In February 1935, Cumberland Police received a call from their brother officers in Frostburg. A man from Cumberland had walked into their office and reported he had been kidnapped.
Robert Peltier was a 30-year-old salesman from Lima, Ohio. He worked for a sewing machine company that had a branch office in Cumberland.
Peltier told police that he had been getting into his car, which had been parked in front of the Cumberland Evening Times building on South Mechanic Street, when a stranger got in the passenger side. He drew a pistol and ordered Peltier to start driving.
They got onto Route 40 and continued onto Borden Shaft. The abductor jabbed the pistol in Peltier’s direction and ordered him out of the car.
Peltier climbed out of the car, and his abductor drove off, leaving Peltier standing in the middle of nowhere. He walked 2.5 miles to Frostburg to report the kidnapping.
State, county and city police searched for the abductor for hours without any luck. However, they did find Peltier’s car abandoned near Gilmore. It had run out of gas.
County Investigator Terrence J. Boyle was assigned the case and opened an investigation. He started asking questions of people who lived and worked around the Evening Times building, Borden Shaft and Gilmore. He found witnesses who recognized Peltier and said he had walked to a service station near Gilmore and attempted to get gas for a car.
“Peltier, police authorities say, has either a clever imagination or thought he could fool the local and county police authorities with a story he told,” the Evening Times reported.

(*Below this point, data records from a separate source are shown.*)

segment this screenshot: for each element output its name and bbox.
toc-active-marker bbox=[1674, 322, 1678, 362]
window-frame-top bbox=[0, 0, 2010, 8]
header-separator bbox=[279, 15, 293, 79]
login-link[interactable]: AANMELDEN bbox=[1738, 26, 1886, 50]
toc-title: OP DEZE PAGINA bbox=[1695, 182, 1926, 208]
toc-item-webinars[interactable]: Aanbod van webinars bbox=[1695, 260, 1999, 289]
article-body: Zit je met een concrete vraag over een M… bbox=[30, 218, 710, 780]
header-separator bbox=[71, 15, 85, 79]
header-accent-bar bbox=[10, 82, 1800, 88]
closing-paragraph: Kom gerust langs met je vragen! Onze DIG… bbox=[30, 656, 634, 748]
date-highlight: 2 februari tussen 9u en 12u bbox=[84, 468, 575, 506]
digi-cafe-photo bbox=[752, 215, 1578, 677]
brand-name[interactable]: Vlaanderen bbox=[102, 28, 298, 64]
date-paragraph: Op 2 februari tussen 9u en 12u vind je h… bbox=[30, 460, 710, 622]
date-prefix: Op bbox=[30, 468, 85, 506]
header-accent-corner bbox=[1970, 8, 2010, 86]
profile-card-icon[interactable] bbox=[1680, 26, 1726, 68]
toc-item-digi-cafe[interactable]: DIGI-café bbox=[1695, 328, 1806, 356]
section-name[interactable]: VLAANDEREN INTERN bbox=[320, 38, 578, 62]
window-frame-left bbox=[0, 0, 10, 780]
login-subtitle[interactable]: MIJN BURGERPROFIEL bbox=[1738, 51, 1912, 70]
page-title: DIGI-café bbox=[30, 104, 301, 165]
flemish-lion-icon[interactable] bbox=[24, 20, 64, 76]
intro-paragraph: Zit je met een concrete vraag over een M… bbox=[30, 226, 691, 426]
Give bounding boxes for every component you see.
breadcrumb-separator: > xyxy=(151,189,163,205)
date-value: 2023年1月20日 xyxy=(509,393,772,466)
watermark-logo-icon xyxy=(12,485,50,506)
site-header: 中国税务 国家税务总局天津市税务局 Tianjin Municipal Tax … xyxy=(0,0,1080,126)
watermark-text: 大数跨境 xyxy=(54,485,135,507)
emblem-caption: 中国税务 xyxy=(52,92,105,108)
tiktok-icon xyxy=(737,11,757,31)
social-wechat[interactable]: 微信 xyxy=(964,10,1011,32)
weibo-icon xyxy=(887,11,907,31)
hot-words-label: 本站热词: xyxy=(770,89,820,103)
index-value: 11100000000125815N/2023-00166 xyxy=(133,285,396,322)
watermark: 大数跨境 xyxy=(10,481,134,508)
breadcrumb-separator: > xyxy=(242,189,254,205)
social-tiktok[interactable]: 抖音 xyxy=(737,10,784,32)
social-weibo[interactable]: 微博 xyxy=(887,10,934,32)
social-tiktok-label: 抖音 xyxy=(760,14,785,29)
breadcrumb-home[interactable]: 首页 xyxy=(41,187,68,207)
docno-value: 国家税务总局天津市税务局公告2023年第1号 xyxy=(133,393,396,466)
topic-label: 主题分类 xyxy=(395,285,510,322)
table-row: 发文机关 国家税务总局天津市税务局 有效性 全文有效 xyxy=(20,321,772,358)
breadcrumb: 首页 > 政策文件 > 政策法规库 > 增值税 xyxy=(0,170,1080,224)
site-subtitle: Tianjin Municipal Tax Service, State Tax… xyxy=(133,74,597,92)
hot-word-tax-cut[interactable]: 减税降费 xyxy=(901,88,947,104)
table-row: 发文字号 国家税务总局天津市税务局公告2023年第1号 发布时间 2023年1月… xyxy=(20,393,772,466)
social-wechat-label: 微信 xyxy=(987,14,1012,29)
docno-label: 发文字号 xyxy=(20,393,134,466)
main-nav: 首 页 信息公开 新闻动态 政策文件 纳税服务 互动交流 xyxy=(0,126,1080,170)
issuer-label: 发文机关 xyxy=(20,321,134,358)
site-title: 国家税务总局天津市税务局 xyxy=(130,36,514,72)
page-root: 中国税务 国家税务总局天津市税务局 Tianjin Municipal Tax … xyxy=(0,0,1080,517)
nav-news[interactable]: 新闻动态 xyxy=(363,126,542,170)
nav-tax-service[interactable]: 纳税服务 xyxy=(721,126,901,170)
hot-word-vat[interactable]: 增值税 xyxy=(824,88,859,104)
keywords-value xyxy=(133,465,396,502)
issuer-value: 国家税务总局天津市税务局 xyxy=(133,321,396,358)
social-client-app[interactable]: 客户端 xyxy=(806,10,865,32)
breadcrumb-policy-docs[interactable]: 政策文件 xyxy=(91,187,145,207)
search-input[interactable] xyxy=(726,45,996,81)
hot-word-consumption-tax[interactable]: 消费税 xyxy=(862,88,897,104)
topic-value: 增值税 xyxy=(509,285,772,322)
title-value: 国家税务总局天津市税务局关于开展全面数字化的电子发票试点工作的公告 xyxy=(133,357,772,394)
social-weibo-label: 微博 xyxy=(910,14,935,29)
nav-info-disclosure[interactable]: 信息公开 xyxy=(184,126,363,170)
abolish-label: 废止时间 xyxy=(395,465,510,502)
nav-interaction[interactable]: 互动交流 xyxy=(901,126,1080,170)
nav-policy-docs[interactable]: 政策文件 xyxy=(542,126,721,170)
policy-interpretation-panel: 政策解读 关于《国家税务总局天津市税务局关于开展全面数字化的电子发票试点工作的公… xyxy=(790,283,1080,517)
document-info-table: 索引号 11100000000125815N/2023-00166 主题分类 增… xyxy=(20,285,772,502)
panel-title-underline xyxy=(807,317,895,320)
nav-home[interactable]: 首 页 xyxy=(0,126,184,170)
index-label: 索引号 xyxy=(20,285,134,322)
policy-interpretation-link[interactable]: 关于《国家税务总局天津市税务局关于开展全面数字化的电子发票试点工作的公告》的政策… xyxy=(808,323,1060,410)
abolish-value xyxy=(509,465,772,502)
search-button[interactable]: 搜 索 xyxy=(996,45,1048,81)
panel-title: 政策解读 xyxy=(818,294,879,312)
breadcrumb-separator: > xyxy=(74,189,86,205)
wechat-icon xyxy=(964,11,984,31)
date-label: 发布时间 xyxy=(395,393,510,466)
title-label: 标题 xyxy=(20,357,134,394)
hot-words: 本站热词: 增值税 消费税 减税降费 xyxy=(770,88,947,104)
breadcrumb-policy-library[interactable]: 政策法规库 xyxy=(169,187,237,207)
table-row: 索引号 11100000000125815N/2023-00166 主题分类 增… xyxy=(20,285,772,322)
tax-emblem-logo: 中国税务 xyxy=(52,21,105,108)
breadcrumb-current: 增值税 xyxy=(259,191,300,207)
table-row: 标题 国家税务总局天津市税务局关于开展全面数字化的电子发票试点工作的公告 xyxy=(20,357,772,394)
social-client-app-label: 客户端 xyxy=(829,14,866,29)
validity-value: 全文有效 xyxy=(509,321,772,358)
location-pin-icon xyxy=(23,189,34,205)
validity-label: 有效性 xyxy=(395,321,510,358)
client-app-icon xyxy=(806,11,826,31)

Boyle took Peltier to the state’s attorney’s office and questioned him. Peltier finally admitted he had lied about the kidnapping.
It turned out that Peltier was going through some hard times. He owed a large balance on his car and couldn’t make the payments.
To make matters worse, the bearings had burned out on the car, and it needed repairs.
Peltier’s plan was to report the car stolen so he could avoid making at least one payment while there was an ongoing investigation. He figured the car would eventually be found.
When it was, he planned on claiming the kidnapper had caused the burned-out bearings so that his insurance would replace them at no expense to him.
Realizing he could be charged with making a false police report, Peltier offered to leave the county if the police released him.
This seems to have been what happened, as no mention of charges being filed or a court appearance is found in the newspapers.
Peltier returned home to Lima and, apparently, had no other major run-ins with the law. He married Helen McFarland, and although they had a long marriage, they had no children.
On May 26, 1976, after a short illness, he died in a hospital in Ann Arbor, Michigan. He was 70 years old. He had continued working as a salesman, but he had moved on from sewing machines and was selling life insurance for Bankers Life Insurance Co.